Nicola Vulkovic

Obituary of Nicola Vulkovic

Born in Beograd, Serbia in the era of horse-drawn carriages and streetcars during the waning days of World War I, Nicola Vulkovic passed away on August 18, 2018, at age 98 after a brief illness in yet another metropolis, Houston, Texas. He is preceded in death by his parents, Darinka Jurisic and Vasilje Vulkovic; wife, Violette Consolini; and sisters, Jelena Vujadinovic and Borka Ozerovic. Left to cherish his memory is his daughter, Magdalene Vulkovic, and a host of other family and dear friends. 


His life reflected a combination of adapting to ever changing circumstances coupled with a natural quest for knowledge and varied interests as a law student, soldier, resistance fighter, UN displaced person, immigrant, economics professor, stamp collector, photographer, avid history and current events reader, tennis player, cyclist, gardener, opera lover and always a devoted son, brother, husband, father and uncle.


As a young adult, his career hopes were permanently altered by the political events of World War II and Tito’s subsequent takeover of the former Yugoslavia. To that end he:


  • Abandoned law studies and enlisted in the Royal Yugoslav Army in October 1940
  • Surrendered to and was released by advancing Italian troops in April 1941
  • Evaded German POW capture multiple times
  • Worked at Beograd docks and railway with a German “POW on Liberty” pass
  • Served sentry duty for the Operation Halyard rescue of 500 Allied airmen during the summer of 1944
  • Fought in the Battle of Mt. Kopaonik against Yugoslav Partisans in August 1944
  • Survived multiple bombardments including the Allied bombing of Vienna city center in February 1945
  • Crossed the Italian border into Switzerland on foot as a UN displaced person in April 1945
  • Sailed for 10 days across the Atlantic on the refugee Kaiser Motorship Nelly from Bremerhaven, Germany to Halifax, Canada in June 1952
  • Immigrated to the States by train via St. Albans, Vermont in 1962


He attended universities across four nations and studied in three languages starting in Beograd, then Genève (Switzerland), McGill (Montreal), Duke and Florida State in the lengthy post war journey towards a lasting career.


Ever resourceful in finding employment, he served as a diplomatic courier, UN mailroom clerk, department store candy salesman at Depuis Frères in Montreal, elevator operator, ambulance attendant and law clerk before finally completing his PhD in 1967 and becoming a professor.  He taught at McNeese State University for 21 years. During that time, he especially enjoyed teaching upper level and master’s level courses, working on a variety of feasibility projects and teaching Money and Banking to local bankers. He welcomed the interaction of teaching and advising students; there were many favorite students including Canadians and Irishmen who specifically sought him out as the lone Canadian faculty member on campus.

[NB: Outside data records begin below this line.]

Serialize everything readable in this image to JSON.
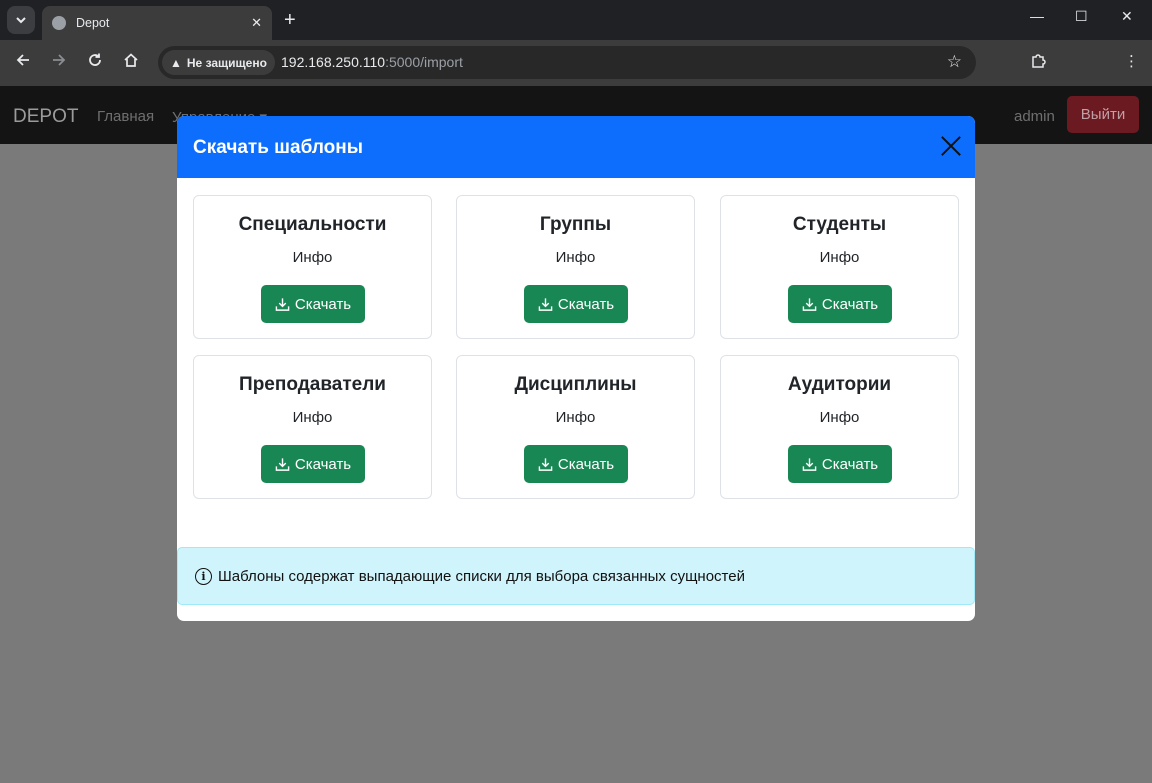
{
  "browser": {
    "tab_title": "Depot",
    "tab_close": "✕",
    "new_tab": "+",
    "security_label": "Не защищено",
    "url_host": "192.168.250.110",
    "url_rest": ":5000/import",
    "window_controls": {
      "minimize": "—",
      "maximize": "☐",
      "close": "✕"
    }
  },
  "navbar": {
    "brand": "DEPOT",
    "links": [
      "Главная",
      "Управление ▾"
    ],
    "user": "admin",
    "logout_label": "Выйти"
  },
  "modal": {
    "title": "Скачать шаблоны",
    "cards": [
      {
        "title": "Специальности",
        "info": "Инфо",
        "button": "Скачать"
      },
      {
        "title": "Группы",
        "info": "Инфо",
        "button": "Скачать"
      },
      {
        "title": "Студенты",
        "info": "Инфо",
        "button": "Скачать"
      },
      {
        "title": "Преподаватели",
        "info": "Инфо",
        "button": "Скачать"
      },
      {
        "title": "Дисциплины",
        "info": "Инфо",
        "button": "Скачать"
      },
      {
        "title": "Аудитории",
        "info": "Инфо",
        "button": "Скачать"
      }
    ],
    "alert_icon": "i",
    "alert_text": "Шаблоны содержат выпадающие списки для выбора связанных сущностей"
  },
  "colors": {
    "header": "#0d6efd",
    "download_button": "#198754",
    "alert_bg": "#cff4fc",
    "logout": "#dc3545"
  },
  "icons": {
    "tab_search": "chevron-down-icon",
    "back": "arrow-left-icon",
    "forward": "arrow-right-icon",
    "reload": "reload-icon",
    "home": "home-icon",
    "bookmark": "star-icon",
    "extensions": "puzzle-icon",
    "menu": "kebab-menu-icon",
    "download": "download-icon",
    "info": "info-circle-icon",
    "close": "close-icon"
  }
}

He met and married his loving wife, Violette Consolini, in Montreal. Together they navigated the many challenges faced by first generation immigrants and war survivors.  In retirement, they were finally able to spend many years enjoying annual family reunion trips to Switzerland to the point of becoming the ultimate personal tour guides for those fortunate to be able accompany them.


Consistently guided by principles of honor, integrity, conscientiousness, kindness and a persistent motivation to look after all the women in his family from his father’s early death in 1928 onto his own, his life serves as an inspiration to those privileged to have known him.


Gratitude and thank-you is expressed to the staff at Garden Terrace Skilled Nursing Home for the attentive care provided over the past three years.   Details for a memorial service shall be announced later.